MAIA: Multilingual AI Agent Assistants

MAIA (“MAIA: Multilingual AI Agent Assistants”) is a collaborative research project led by Unbabel and funded by the Agência Nacional de Inovação (ANI), the Fundação para a Ciência e Tecnologia (FCT), and the CMU-Portugal partnership program.*


Online chat is one of the fastest-growing customer support channels, especially with Millennials. In today’s world, supporting international customers via chat requires hiring native speaking agents for multiple languages – a scarce and costly resource. But with numerous advancements in language technology, and in particular, machine translation (MT) and dialogue systems, this can easily be automated.

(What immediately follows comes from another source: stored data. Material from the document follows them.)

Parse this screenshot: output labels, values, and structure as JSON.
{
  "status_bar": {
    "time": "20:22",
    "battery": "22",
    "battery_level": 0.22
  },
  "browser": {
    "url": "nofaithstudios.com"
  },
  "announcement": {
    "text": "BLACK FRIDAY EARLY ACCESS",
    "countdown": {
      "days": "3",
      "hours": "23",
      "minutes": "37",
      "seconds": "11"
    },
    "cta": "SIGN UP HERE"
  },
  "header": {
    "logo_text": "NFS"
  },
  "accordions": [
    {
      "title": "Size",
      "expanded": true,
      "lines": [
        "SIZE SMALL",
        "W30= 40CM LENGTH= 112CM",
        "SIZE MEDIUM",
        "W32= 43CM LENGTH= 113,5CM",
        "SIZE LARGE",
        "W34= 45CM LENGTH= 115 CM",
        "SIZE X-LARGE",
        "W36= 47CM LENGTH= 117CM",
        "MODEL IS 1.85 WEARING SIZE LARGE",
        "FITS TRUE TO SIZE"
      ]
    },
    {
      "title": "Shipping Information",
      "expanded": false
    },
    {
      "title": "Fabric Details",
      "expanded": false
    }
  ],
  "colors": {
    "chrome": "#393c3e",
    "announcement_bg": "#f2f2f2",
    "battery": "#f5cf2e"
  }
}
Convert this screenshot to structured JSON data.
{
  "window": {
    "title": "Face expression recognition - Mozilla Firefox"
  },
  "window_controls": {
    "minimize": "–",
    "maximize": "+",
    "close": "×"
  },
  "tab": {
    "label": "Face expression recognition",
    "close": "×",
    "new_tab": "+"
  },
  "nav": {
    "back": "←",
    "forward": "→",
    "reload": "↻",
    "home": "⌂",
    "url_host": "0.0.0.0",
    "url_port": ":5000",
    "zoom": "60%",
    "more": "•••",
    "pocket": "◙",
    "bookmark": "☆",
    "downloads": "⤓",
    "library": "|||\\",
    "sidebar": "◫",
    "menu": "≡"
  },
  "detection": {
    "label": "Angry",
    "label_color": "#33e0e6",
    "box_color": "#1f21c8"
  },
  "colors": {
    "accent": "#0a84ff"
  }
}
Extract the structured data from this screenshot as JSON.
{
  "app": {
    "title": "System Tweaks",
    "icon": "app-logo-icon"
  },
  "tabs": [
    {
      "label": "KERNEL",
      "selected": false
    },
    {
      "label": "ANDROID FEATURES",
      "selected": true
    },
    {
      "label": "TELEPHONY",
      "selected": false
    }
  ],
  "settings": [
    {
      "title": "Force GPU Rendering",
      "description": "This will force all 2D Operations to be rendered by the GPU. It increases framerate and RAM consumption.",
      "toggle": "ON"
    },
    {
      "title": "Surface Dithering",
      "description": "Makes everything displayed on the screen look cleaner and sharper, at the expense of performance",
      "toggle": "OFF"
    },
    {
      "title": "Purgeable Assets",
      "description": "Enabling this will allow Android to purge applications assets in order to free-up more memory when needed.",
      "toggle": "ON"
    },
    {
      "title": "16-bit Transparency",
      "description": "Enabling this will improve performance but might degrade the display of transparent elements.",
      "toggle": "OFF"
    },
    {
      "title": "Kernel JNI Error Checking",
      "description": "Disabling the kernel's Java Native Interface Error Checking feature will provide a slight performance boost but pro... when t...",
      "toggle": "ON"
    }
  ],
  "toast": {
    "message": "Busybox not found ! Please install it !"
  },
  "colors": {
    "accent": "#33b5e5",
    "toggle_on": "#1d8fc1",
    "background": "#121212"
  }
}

Figure 1: Example of a conversation between a Portuguese customer and an English agent where the context is key to translate the phrase “your boss” correctly. To infer that the correct translation is “a sua chefe” (a female boss) the system needs to take into account the first question posed by the customer, which indicates that the boss is a female.

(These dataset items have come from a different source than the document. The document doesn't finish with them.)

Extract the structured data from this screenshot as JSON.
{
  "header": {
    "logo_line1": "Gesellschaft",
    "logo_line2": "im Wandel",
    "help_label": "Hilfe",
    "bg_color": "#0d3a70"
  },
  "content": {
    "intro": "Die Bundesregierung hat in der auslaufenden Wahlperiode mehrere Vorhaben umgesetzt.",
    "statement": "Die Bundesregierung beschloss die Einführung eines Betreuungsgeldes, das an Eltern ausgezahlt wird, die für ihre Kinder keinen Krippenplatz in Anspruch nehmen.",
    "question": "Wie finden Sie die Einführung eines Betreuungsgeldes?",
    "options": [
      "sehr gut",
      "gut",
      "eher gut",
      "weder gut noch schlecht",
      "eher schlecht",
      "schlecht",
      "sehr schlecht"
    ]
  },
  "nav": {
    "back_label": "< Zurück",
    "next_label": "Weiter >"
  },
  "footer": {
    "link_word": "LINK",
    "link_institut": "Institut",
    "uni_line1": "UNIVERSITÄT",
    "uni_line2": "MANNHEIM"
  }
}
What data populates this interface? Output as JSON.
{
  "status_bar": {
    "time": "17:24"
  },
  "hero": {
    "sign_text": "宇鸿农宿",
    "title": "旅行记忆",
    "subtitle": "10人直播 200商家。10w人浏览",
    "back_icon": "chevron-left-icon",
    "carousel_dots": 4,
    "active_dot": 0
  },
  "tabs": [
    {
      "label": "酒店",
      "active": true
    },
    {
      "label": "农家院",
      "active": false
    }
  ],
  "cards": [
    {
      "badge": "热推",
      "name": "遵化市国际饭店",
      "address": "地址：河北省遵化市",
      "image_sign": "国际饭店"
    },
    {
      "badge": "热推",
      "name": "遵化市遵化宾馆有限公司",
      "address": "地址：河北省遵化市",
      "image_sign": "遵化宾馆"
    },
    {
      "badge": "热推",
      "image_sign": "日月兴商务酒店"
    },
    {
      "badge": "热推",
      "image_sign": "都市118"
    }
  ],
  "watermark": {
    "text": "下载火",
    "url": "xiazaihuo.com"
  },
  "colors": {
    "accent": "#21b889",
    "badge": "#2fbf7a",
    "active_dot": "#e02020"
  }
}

Figure 4: Mockup of the user interface to be used by the human agent. Illustrated is the conversation history (on the agent’s language), a list of answer suggestions, a message box supporting auto-completion where the agent can type the response, and an indicator of the sentiment of the customer throughout the conversation.

However, current MT systems are still too brittle and impractical: first, they require too much data and computing power, failing for domains or languages where labeled data is scarce; secondly, they do not capture contextual information (e.g. current MT systems work on a sentence-by-sentence basis, ignoring the conversational context); thirdly, fully automatic systems lack human empathy and fail on unexpected scenarios, often leading to low customer satisfaction.

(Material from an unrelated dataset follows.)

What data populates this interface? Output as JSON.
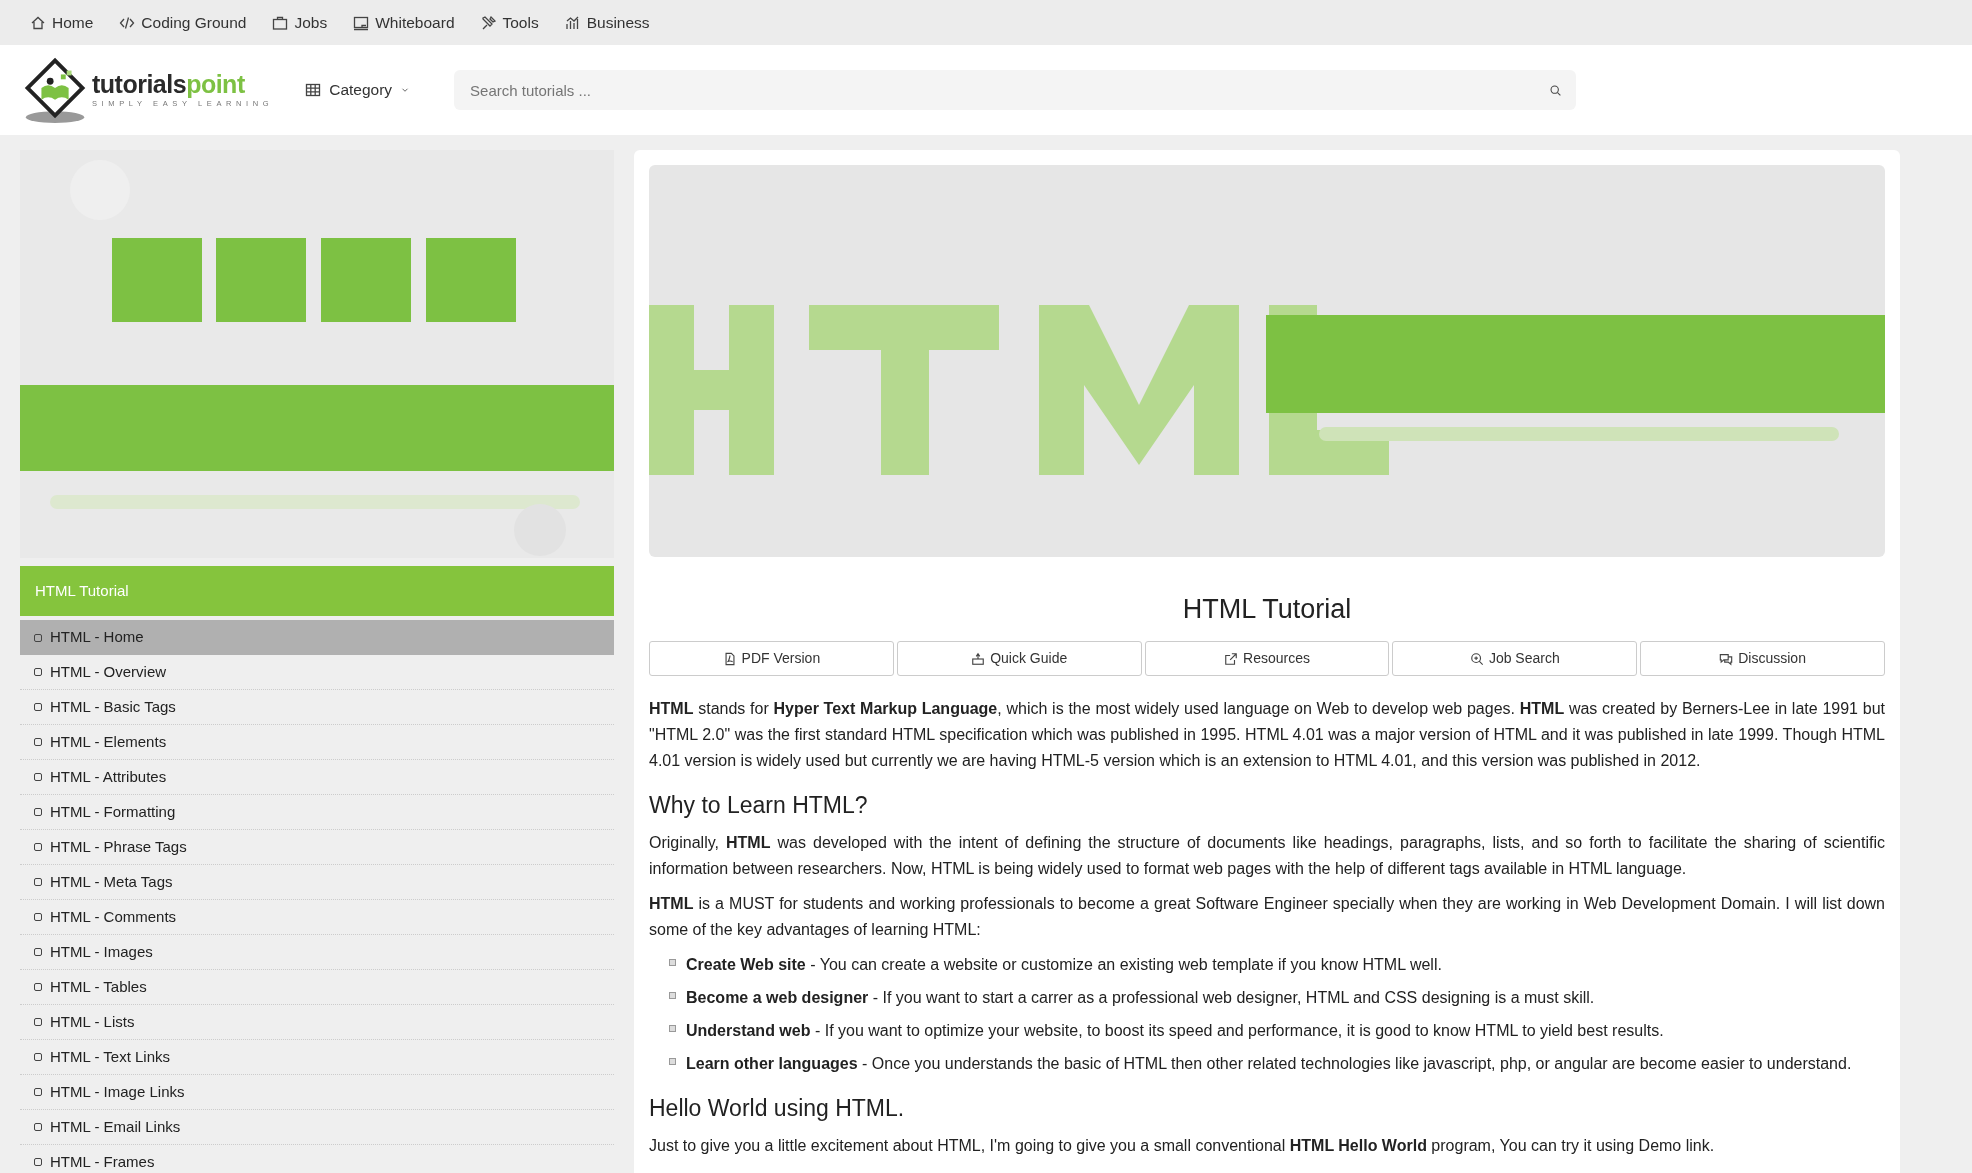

With MAIA, we’re developing a multilingual conversational platform where AI agents will assist human agents. This approach will overcome the above limitations through:

  • New memory-efficient neural models for context-aware machine translation, suitable for online and real-time translation. These models will retain key aspects of a conversation (e.g., the gender of the customer), bringing them up whenever needed to translate a message.
  • New answer generation techniques where the human agent (e.g., a tourism officer) will receive suggestions that reduce effort and increase the customer’s (e.g. a tourist) satisfaction.
  • New techniques for conversational quality estimation and sentiment analysis to assess how well the conversation is addressing the customer’s needs, while simultaneously increasing “human empathy”.
  • Integration of the scientific advances above into a full end-to-end product.

*This research is filed under the P2020 program, supervised by ANI under contract number 045909. It runs 2020-2023 within Unbabel, Instituto de Telecomunicações, INESC-ID, and Carnegie Mellon University.